Appeals court grants Trump's request to delay subpoena of his tax returns
CNN/Stylemagazine.com Newswire | 9/1/2020, 1:57 p.m.
By Erica Orden, CNN
(CNN) -- President Donald Trump won further delay of the enforcement of a subpoena for years of his financial records after a federal appellate court ruled Tuesday that it should first decide the appeal of his lawsuit to block the Manhattan district attorney's office from obtaining the documents.
A three-judge panel on the 2nd US Circuit Court of Appeals said the court would hear oral arguments in the appeal on September 25, bringing the court's decision of the case into mid-fall and making a hand-over of the documents to the district attorney's office increasingly unlikely to happen prior to the presidential election.
Earlier Tuesday, the panel had heard oral arguments regarding Trump's motion to prevent the subpoena to his longtime accounting firm from going into effect while the appellate court decides the case.
An attorney for Trump, William Consovoy, told the judges that the subpoena "is an arbitrary fishing expedition" and that it was "issued in bad faith in order to harass the President."
The primary question, Consovoy said, is "will the President be given an opportunity to appeal that ruling before his personal records are disclosed to the grand jury and the status quo is irrevocably changed?"
Consovoy added that "the President will be irrevocably injured if those records are disclosed," and said that would be true even if the records are disclosed only to prosecutors, without becoming public.
"You can't make them forget what they learned," Consovoy said. "You can't unring that bell."
An attorney for the Manhattan district attorney's office, Carey Dunne, told the panel that Trump's argument that the subpoena is overly broad is based on inaccurate assumptions about the investigation, namely that it's limited to an inquiry regarding hush-money payments made to women who alleged affairs with Trump during the 2016 presidential election.

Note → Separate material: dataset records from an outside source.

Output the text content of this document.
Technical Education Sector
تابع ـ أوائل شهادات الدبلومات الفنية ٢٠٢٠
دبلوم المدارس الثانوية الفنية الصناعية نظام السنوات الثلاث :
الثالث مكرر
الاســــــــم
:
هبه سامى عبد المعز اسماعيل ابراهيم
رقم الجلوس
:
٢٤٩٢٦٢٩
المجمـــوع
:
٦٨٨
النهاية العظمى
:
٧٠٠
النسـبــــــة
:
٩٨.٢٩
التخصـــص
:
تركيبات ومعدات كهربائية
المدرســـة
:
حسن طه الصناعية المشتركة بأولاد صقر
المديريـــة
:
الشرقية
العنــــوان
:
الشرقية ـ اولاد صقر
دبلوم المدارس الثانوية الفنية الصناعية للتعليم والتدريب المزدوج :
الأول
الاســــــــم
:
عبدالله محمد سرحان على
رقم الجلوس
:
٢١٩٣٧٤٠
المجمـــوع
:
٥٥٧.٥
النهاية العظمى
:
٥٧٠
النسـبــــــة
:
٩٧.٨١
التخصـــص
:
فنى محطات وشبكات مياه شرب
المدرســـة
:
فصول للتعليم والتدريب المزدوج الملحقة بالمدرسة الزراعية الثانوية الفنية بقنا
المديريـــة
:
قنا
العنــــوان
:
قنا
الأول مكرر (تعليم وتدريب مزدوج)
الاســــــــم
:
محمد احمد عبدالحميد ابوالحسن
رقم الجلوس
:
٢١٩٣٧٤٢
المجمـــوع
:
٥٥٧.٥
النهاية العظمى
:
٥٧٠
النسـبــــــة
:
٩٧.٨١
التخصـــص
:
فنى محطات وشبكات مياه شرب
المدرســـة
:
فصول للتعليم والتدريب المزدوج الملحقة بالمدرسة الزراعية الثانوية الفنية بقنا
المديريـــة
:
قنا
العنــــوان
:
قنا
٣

Trump has denied the affairs.
"No facts in the complaint support that inference," Dunne told the panel. He added that Trump couldn't know the scope of the investigation, because "what the grand jury's looking at is secret. We're not allowed to make that public."
Manhattan District Attorney Cy Vance's office has been examining whether Trump or the Trump Organization violated state laws in connection with the hush-money payments. But the investigation has also looked into whether business records filed with the state were falsified and if any tax laws were violated, CNN has reported.

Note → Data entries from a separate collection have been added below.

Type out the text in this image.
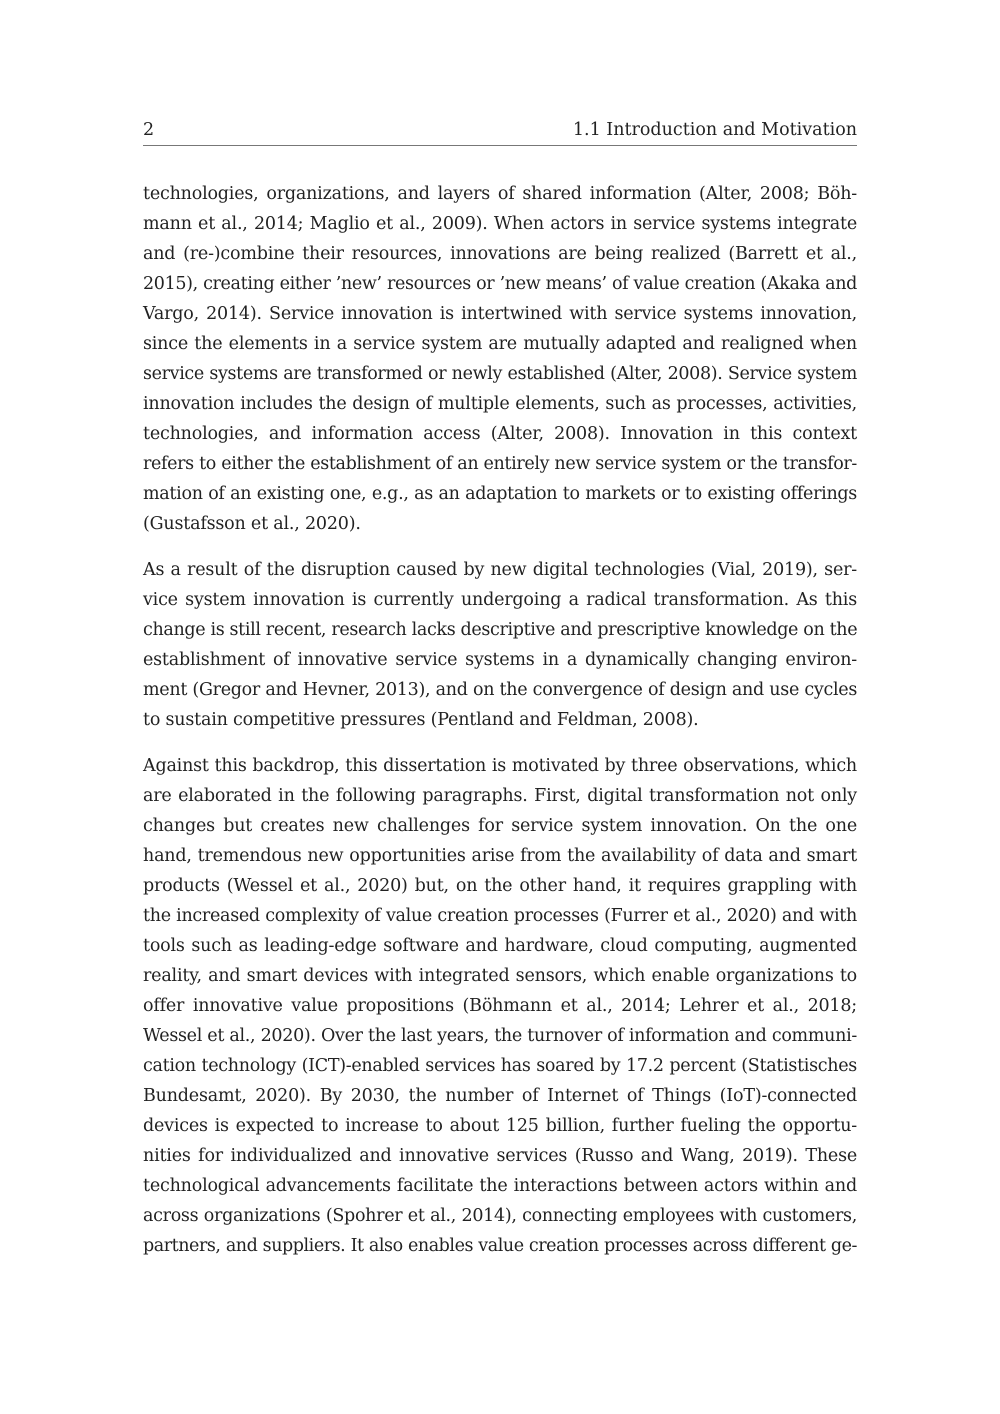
2	1.1 Introduction and Motivation

technologies, organizations, and layers of shared information (Alter, 2008; Böh-
mann et al., 2014; Maglio et al., 2009). When actors in service systems integrate
and (re-)combine their resources, innovations are being realized (Barrett et al.,
2015), creating either ’new’ resources or ’new means’ of value creation (Akaka and
Vargo, 2014). Service innovation is intertwined with service systems innovation,
since the elements in a service system are mutually adapted and realigned when
service systems are transformed or newly established (Alter, 2008). Service system
innovation includes the design of multiple elements, such as processes, activities,
technologies, and information access (Alter, 2008). Innovation in this context
refers to either the establishment of an entirely new service system or the transfor-
mation of an existing one, e.g., as an adaptation to markets or to existing offerings
(Gustafsson et al., 2020).

As a result of the disruption caused by new digital technologies (Vial, 2019), ser-
vice system innovation is currently undergoing a radical transformation. As this
change is still recent, research lacks descriptive and prescriptive knowledge on the
establishment of innovative service systems in a dynamically changing environ-
ment (Gregor and Hevner, 2013), and on the convergence of design and use cycles
to sustain competitive pressures (Pentland and Feldman, 2008).

Against this backdrop, this dissertation is motivated by three observations, which
are elaborated in the following paragraphs. First, digital transformation not only
changes but creates new challenges for service system innovation. On the one
hand, tremendous new opportunities arise from the availability of data and smart
products (Wessel et al., 2020) but, on the other hand, it requires grappling with
the increased complexity of value creation processes (Furrer et al., 2020) and with
tools such as leading-edge software and hardware, cloud computing, augmented
reality, and smart devices with integrated sensors, which enable organizations to
offer innovative value propositions (Böhmann et al., 2014; Lehrer et al., 2018;
Wessel et al., 2020). Over the last years, the turnover of information and communi-
cation technology (ICT)-enabled services has soared by 17.2 percent (Statistisches
Bundesamt, 2020). By 2030, the number of Internet of Things (IoT)-connected
devices is expected to increase to about 125 billion, further fueling the opportu-
nities for individualized and innovative services (Russo and Wang, 2019). These
technological advancements facilitate the interactions between actors within and
across organizations (Spohrer et al., 2014), connecting employees with customers,
partners, and suppliers. It also enables value creation processes across different ge-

The subpoena asked for records from the accounting firm, Mazars USA, related to Trump, the Trump Organization, his foundation and several related subsidiaries. The requested documents, court records said, pertain not just to business in New York, but also in other states like Florida and California, countries including Turkey, Canada and Indonesia, as well as the city of Dubai.
On Tuesday, Judge John M. Walker Jr. questioned why the district attorney's office might need records from a wide variety of entities, including some abroad. Dunne replied that "there's nothing unusual" about their office seeking information from foreign sources, particularly in a situation in which "the company at the center of all of that international activity has its headquarters in Manhattan."
This story has been updated with additional developments Tuesday.